> >

Israel Berencana Perluas Pendudukan di Zona Penyangga Suriah

Kompas dunia | 18 Desember 2024, 13:45 WIB
Tentara Israel berdiri di samping kendaraan lapis baja setelah melintasi pagar keamanan, dekat Garis Alpha yang memisahkan Dataran Tinggi Golan yang dikuasai Israel, di kota Majdal Shams, Selasa, 17 Desember 2024. (Sumber: Foto AP/Matias Delacroix)

YERUSALEM, KOMPAS.TV - Perdana Menteri Israel Benjamin Netanyahu mengatakan pasukan Israel akan menduduki zona penyangga di dalam Suriah dalam waktu dekat. 

Perebutan zona penyangga oleh Israel baru-baru ini telah memicu kecaman dunia. Para kritikus menuduh Israel melanggar gencatan senjata tahun 1974 dan mungkin mengeksploitasi kekacauan yang tengah terjadi di Suriah, untuk merampas tanah mereka.

Netanyahu memasuki zona penyangga pada Selasa (17/12/2024). Peristiwa ini menjadikan Netanyahu sebagai pemimpin Israel pertama yang menginjakkan kaki sejauh ini ke Suriah.
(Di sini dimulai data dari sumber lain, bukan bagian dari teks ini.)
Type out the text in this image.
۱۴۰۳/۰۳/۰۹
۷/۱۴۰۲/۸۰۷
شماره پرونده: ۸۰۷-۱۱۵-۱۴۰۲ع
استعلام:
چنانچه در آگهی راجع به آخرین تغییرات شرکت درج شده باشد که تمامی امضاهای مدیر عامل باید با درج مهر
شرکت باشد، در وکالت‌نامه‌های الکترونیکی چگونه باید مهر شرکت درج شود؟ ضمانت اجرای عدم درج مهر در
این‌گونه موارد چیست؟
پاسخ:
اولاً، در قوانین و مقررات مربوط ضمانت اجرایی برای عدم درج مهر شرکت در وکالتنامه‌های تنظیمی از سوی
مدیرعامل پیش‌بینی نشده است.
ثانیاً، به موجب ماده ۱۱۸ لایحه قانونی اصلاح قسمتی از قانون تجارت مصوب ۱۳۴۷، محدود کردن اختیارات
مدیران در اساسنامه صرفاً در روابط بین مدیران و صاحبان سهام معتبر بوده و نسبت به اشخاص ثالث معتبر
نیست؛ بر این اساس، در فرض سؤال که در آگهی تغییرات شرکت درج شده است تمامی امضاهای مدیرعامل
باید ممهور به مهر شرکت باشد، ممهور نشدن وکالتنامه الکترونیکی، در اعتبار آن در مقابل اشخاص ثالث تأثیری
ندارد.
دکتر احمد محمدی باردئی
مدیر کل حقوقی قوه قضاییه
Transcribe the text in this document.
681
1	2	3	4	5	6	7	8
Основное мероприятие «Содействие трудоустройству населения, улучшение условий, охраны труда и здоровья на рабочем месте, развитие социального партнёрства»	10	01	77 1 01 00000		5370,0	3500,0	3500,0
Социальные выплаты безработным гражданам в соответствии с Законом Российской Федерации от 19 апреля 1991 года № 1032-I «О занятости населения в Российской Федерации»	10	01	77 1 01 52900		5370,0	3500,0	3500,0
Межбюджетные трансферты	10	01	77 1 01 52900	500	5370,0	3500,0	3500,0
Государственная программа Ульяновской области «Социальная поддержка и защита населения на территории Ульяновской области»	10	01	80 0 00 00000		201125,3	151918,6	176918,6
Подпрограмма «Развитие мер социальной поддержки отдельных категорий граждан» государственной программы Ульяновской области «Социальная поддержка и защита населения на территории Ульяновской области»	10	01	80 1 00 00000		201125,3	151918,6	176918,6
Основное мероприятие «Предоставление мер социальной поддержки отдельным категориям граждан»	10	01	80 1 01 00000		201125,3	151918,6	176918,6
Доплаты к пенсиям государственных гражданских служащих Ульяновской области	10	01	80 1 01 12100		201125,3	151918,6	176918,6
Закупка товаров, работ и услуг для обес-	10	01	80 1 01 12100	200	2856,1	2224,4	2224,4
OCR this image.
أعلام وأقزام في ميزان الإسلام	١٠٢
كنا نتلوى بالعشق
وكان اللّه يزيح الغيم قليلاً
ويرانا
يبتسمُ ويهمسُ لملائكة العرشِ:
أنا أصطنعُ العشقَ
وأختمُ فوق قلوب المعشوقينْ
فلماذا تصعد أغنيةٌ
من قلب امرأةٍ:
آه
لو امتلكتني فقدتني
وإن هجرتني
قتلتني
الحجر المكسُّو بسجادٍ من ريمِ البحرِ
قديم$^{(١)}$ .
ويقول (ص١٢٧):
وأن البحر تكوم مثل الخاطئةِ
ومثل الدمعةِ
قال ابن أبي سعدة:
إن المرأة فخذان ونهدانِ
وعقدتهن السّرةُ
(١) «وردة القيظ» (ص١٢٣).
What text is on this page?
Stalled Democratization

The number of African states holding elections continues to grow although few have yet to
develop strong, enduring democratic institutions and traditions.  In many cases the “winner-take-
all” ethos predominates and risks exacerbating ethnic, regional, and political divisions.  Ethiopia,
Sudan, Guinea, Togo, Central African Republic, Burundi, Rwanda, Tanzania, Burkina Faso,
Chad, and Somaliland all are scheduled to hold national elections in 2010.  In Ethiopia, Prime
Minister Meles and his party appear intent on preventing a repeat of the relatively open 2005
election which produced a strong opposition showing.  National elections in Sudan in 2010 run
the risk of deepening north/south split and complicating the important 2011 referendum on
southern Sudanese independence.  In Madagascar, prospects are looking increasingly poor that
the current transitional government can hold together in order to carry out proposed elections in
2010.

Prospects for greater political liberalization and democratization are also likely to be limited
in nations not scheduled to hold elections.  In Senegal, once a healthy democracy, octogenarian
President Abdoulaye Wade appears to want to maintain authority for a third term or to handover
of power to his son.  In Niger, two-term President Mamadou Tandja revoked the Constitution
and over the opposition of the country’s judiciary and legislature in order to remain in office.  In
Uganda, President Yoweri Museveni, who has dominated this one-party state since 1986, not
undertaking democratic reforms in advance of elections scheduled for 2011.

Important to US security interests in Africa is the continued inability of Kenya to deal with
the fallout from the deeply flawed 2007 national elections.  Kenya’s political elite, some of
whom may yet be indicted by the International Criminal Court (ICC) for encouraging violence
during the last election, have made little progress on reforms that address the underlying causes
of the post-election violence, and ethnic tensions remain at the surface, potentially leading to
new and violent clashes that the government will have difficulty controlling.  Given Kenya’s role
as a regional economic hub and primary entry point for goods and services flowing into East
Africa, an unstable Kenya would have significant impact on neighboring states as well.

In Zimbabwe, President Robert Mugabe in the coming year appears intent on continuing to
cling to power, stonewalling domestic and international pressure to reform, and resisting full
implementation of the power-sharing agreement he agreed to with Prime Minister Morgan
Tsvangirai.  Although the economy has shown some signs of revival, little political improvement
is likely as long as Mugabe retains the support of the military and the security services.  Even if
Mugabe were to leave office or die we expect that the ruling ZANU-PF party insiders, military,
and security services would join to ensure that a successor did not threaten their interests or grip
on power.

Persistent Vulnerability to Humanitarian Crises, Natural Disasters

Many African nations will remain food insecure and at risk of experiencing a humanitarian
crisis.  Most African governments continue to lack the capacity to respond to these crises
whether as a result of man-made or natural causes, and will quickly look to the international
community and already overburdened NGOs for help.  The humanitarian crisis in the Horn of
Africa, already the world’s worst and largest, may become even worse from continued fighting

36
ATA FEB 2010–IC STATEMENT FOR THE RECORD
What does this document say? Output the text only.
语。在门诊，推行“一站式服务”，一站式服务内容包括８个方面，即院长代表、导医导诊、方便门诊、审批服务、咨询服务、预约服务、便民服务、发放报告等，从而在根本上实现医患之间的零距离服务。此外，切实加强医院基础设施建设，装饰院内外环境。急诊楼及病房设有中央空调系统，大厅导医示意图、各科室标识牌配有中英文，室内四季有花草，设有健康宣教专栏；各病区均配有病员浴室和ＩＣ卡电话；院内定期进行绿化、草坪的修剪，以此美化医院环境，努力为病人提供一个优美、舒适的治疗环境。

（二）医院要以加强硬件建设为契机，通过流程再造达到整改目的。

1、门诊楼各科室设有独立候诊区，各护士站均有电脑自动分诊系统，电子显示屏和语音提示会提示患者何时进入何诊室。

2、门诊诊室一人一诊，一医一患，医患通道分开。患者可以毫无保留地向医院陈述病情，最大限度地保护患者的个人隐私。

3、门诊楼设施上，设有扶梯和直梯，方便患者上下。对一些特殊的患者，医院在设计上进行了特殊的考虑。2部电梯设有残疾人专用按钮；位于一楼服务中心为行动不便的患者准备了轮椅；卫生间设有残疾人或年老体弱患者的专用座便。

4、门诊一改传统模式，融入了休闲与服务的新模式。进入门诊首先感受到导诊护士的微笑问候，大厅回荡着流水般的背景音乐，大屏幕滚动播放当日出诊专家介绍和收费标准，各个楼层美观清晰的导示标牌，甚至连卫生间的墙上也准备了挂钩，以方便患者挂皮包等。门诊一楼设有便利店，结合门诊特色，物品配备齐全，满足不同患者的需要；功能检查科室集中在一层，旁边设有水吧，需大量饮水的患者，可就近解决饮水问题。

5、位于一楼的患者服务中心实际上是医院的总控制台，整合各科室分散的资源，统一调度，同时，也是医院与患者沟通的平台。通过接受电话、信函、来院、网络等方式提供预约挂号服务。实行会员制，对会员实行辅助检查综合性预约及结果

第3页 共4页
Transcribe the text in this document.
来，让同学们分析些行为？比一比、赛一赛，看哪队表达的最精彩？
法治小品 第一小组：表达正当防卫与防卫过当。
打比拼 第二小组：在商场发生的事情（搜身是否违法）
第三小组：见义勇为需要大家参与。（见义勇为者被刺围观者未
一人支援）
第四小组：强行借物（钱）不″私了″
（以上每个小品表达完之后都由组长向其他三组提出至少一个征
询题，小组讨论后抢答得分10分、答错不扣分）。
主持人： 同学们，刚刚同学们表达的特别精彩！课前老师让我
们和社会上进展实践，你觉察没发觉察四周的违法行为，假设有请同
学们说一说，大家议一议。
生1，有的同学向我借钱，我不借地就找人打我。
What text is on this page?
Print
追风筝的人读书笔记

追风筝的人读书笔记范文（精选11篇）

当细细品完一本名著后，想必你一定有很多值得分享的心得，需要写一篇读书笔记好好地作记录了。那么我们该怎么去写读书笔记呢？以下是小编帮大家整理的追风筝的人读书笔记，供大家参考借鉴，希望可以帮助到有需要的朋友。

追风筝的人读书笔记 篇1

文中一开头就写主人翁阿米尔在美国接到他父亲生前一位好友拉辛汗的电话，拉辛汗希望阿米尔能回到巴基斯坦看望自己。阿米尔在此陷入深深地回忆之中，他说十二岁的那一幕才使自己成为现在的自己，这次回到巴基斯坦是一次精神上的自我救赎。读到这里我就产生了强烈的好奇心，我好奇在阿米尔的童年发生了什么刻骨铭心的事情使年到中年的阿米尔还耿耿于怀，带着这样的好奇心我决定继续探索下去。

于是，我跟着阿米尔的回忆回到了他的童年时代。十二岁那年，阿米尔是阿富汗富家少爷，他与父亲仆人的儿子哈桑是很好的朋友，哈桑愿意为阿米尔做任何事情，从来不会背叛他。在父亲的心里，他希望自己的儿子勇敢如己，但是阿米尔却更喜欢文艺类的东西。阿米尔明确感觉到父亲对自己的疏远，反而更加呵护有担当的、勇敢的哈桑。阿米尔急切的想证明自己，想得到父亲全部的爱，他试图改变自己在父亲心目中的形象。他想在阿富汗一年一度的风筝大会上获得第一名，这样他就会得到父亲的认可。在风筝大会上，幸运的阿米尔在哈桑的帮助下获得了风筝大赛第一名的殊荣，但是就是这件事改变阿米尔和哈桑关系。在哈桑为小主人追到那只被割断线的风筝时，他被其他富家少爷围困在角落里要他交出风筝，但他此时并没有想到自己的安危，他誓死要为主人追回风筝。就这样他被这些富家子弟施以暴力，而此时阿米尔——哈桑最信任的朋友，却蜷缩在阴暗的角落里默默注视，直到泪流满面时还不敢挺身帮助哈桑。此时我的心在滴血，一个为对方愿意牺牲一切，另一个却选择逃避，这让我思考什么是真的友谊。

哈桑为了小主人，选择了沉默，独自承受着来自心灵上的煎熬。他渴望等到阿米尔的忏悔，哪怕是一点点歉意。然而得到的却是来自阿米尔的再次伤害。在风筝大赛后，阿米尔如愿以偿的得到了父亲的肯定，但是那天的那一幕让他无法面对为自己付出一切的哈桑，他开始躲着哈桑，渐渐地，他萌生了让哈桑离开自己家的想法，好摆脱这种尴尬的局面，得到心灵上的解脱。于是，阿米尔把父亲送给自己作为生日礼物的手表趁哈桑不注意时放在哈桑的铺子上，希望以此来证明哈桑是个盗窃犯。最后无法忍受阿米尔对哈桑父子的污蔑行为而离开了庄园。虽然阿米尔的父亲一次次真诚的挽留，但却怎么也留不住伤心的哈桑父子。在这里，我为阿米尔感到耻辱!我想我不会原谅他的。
Kemajuan Israel di Suriah sudah terjadi saat pasukannya masih berperang di Gaza melawan kelompok militan Palestina. Qatar, Mesir, dan Amerika Serikat saat ini masih terus memperbarui upaya untuk menjadi penengah atas terjadinya kesepakatan gencatan senjata.

Baca Juga: Bashar Al-Assad Buka Suara, Akui Tak Ingin Kabur dari Suriah tapi Rusia Putuskan Membawanya

Pengeboman dan serangan Israel di Gaza, saat ini telah menewaskan lebih dari 45.000 warga Palestina selama 14 bulan terakhir. Israel melancarkan operasinya sebagai balasan atas serangan Hamas pada Oktober 2023 di Israel selatan, yang menewaskan sekitar 1.200 orang. Selain itu, Hamas juga menculik 250 orang lainnya, sekitar 100 di antaranya masih ditawan. Sekitar satu per tiga dari para tawanan diperkirakan telah meninggal.

Dewan Keamanan PBB Serukan Pemilihan Umum di Suriah

Sementara itu, Dewan Keamanan PBB telah mengeluarkan pernyataan pertamanya tentang Suriah setelah pemerintahan Presiden Bashar Assad digulingkan. Mereka menyerukan proses politik yang mengarah pada pemilihan umum dan mendesak semua negara untuk menghormati kedaulatan, kemerdekaan, persatuan, dan integritas teritorial negara tersebut.

Dewan tersebut mengatakan bahwa warga Suriah harus menentukan masa depan mereka sendiri secara damai, mandiri, dan demokratis, berdasarkan prinsip-prinsip utama dalam resolusi dewan tahun 2015. 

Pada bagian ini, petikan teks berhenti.